Amid the ongoing plethora of superhero tales told on TV and in film, Jupiter’s Legacy, based on Mark Millar’s comic book series of the same name, strives to subvert the norms of the genre and place just as much emphasis on family dynamics as on the characters’ special abilities.
Andrew plays young hero Brandon, otherwise known as The Paragon, whose parents, The Utopian (Josh) and Lady Liberty (Leslie Bibb) are two of the most powerful superheroes on Earth, having gained their abilities many years ago in the 1930s.
Being cast in Jupiter’s Legacy was a ‘daunting’ prospect for the British actor, he told Metro.co.uk, as it was the biggest production he had ever been a part of and – as he described himself – he was not ‘credit-full’ when he was offered the role.
Fortunately, the rest of the cast helped to put him at ease, including Love, Simon star Josh, whose character Sheldon Sampson has an extremely fractured and complicated relationship with his son.
‘I remember doing a scene with Josh. It was one of the earliest scenes I was working on – it was the one in the field in episode two, where I’m throwing rocks at cans on the fence,’ Andrew recollected.
‘Afterwards, he was like, “You’re doing an absolutely great job man. Keep it up.” And that just stuck with me. He didn’t need to say that.’

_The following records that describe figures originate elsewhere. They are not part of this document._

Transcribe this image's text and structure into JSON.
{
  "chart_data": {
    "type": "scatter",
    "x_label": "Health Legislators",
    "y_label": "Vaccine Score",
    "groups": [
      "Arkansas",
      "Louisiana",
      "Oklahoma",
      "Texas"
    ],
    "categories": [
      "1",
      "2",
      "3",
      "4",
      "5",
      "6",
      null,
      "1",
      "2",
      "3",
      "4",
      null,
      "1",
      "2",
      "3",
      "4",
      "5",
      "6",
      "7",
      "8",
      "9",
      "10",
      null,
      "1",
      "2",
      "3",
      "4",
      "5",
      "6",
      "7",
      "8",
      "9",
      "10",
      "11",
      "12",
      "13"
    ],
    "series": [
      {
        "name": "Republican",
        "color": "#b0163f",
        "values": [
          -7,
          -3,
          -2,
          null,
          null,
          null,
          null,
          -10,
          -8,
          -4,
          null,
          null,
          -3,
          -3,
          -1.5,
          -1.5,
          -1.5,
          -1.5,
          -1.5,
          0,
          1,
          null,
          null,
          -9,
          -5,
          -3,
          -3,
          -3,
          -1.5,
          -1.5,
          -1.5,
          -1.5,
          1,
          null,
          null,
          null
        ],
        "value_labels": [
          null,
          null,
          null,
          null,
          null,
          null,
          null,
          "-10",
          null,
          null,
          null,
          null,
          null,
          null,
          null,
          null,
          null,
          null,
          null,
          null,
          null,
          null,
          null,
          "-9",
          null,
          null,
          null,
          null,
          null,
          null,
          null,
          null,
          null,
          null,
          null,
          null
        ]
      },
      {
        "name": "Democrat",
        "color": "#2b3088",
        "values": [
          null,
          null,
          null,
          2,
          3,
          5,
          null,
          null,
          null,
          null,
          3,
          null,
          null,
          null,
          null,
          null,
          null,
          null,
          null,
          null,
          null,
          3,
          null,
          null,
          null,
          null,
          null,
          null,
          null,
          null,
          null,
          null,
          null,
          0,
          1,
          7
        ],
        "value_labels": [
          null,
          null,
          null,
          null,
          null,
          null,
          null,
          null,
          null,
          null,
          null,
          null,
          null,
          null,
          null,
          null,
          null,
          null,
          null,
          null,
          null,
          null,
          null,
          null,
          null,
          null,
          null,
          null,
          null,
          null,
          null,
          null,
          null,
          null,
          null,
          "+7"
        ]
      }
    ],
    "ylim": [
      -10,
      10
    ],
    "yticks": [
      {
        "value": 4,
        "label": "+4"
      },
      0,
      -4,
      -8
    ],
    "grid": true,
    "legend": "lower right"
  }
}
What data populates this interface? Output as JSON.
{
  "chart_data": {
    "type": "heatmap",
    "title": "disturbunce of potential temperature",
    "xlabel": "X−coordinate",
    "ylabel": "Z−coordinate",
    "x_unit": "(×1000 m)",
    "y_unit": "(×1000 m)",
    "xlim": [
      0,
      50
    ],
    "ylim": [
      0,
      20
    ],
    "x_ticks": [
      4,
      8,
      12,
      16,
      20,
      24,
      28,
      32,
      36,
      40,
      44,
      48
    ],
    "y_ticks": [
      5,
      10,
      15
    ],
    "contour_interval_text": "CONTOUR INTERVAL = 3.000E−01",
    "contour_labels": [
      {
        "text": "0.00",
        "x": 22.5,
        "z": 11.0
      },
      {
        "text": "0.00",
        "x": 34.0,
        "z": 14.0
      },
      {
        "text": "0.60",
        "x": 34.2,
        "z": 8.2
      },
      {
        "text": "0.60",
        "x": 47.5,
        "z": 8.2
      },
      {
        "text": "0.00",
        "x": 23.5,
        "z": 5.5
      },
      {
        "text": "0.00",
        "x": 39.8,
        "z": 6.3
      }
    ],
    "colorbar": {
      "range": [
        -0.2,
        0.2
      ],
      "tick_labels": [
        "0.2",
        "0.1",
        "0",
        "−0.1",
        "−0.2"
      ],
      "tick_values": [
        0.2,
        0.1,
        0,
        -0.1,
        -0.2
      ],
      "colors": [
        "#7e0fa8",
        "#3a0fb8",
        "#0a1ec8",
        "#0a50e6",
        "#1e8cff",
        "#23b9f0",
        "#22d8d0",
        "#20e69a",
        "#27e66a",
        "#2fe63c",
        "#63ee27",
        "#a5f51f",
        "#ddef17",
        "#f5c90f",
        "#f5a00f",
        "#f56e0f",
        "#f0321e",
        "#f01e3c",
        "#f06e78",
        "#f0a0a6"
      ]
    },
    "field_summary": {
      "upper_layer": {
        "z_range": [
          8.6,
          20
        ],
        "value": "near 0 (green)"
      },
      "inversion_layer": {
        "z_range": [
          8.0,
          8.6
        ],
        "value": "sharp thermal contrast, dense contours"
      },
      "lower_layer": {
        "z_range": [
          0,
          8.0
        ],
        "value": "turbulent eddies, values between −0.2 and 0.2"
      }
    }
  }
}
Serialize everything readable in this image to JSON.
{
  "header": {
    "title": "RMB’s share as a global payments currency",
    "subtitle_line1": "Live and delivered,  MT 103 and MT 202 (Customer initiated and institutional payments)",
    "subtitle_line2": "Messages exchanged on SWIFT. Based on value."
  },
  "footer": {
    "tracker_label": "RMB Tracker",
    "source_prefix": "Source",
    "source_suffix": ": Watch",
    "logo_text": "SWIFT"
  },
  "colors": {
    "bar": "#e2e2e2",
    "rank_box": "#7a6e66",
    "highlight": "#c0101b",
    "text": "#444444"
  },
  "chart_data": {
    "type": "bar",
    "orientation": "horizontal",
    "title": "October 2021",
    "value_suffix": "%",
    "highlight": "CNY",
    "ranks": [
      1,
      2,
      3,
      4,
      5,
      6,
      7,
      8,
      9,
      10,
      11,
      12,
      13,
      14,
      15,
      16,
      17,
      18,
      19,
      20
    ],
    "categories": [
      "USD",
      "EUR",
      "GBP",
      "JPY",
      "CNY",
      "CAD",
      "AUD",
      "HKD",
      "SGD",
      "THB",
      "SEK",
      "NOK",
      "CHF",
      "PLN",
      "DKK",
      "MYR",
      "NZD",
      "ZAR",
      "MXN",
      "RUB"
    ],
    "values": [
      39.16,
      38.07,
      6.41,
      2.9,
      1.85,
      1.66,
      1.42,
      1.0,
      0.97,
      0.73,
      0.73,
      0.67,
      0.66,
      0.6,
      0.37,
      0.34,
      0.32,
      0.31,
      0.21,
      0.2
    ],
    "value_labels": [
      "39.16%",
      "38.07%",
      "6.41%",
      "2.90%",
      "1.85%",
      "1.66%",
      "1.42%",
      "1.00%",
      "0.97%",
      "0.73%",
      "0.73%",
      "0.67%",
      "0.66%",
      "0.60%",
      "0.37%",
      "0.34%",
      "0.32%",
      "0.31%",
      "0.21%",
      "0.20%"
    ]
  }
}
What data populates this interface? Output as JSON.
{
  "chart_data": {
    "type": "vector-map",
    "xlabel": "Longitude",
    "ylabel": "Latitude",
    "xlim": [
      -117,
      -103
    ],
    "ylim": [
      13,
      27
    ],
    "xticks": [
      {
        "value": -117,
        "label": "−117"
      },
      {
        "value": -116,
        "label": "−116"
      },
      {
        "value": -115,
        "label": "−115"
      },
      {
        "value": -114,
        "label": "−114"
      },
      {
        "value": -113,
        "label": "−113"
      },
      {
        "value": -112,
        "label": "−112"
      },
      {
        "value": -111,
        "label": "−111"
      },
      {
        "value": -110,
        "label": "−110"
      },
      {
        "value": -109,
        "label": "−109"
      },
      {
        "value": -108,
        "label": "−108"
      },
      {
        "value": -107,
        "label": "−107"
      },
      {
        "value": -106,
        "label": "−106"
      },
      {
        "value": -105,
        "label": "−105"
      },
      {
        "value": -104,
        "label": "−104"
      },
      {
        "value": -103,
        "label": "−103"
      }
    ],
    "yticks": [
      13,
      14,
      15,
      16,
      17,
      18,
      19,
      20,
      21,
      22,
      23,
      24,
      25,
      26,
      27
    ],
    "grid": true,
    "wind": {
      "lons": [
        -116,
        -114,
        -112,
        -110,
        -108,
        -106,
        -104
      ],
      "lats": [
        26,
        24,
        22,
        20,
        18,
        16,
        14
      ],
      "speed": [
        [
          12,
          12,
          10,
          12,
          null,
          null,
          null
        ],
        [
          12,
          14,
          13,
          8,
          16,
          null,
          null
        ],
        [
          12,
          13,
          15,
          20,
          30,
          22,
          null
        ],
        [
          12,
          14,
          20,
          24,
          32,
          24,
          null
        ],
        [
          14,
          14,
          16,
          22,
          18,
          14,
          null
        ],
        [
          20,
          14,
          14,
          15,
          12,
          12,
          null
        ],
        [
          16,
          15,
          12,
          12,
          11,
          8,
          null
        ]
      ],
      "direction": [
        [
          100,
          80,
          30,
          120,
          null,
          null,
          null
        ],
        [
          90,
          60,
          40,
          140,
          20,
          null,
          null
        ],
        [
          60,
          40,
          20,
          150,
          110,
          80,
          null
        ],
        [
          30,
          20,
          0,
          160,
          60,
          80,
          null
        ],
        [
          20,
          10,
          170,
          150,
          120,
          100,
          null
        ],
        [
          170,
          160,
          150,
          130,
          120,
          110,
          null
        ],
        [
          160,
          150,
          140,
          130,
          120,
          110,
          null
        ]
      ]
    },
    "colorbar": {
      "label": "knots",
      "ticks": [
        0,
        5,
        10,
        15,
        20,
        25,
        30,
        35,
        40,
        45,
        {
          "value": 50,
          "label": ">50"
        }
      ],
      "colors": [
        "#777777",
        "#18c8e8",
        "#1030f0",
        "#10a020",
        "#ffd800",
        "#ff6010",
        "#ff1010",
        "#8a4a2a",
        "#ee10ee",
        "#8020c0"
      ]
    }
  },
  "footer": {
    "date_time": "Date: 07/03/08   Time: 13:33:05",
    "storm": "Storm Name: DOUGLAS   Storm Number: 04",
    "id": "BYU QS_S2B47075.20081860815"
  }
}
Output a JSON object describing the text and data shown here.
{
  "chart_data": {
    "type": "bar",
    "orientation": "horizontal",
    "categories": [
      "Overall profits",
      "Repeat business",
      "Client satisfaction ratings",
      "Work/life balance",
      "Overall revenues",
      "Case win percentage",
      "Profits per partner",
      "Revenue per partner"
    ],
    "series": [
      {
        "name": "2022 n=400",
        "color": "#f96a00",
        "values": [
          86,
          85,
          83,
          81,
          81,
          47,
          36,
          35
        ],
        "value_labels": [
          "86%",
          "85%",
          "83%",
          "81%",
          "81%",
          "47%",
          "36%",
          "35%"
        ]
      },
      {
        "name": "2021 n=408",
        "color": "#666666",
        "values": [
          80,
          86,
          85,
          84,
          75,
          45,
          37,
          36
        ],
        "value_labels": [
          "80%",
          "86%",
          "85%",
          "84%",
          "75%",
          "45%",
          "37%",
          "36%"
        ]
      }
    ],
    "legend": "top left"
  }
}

Andrew was one of two Brits in the main cast, starring in the show alongside The Crown’s Ben Daniels, who plays Walter Sampson, the brother of The Utopian also known as Brainwave.
Describing his fellow cast members as ‘crazy supportive’, Andrew said: ‘You have no idea what these people are going to be like before you work with them. Everyone was just fantastic and looked after me, which was what I needed because it was far from home.’
Prior to Jupiter’s Legacy, Andrew had been auditioning for roles on a similar scale, stating that he ‘got quite close’ to being cast as Hughie on Amazon Prime Video superhero series The Boys, with the part eventually going to Jack Quaid.
Saying that playing Hughie ‘would have been a stark difference to Brandon’, Andrew added that when he sent off his audition tape for Jupiter’s Legacy while away in Vietnam, he found out he’d been given the part just a week later.
The Brandon that we meet in the Netflix series is not the same as the one depicted in the comic books, as the TV adaptation introduces him to audiences approximately six months earlier than in the original source material.
Initially, Andrew said that he ‘wanted to go straight in and be like this Brandon from the comics’. However, in retrospect, he’s glad he had the chance some earlier character development was written into the show.
‘After having played with it and after having watched it back, you realise how smart and how intentional a move it was, just in terms of giving the character more depth,’ he explained.
‘I think if I had come in as Brandon is in the comics, who is quite petulant and disillusioned already with his father, then there’s only so far you can go with that before the story needs to properly progress, as it does within the comics.’
Recalling his fond memories on set with the cast, some of his favourite of which included dishing out ‘smack talk’ in the gym and filming his very first scene for a Sampson family dinner, Andrew stated that in his opinion, Jupiter’s Legacy is on the same level as the superhero content released by ‘massive studios’.
‘I think what we have created is on a par to that stuff in terms of digital effects, in terms of production value. I see it all there, and I’m so proud of everyone involved in the show,’ he said.
‘But I think what really stands apart for us is the way it focuses on the family relationships and the human relationships, almost more than it does on the action, it being almost more of a drama than it is a superhero show.
‘That relevance to real life I think is very exciting.’
Jupiter’s Legacy is available to watch on Netflix.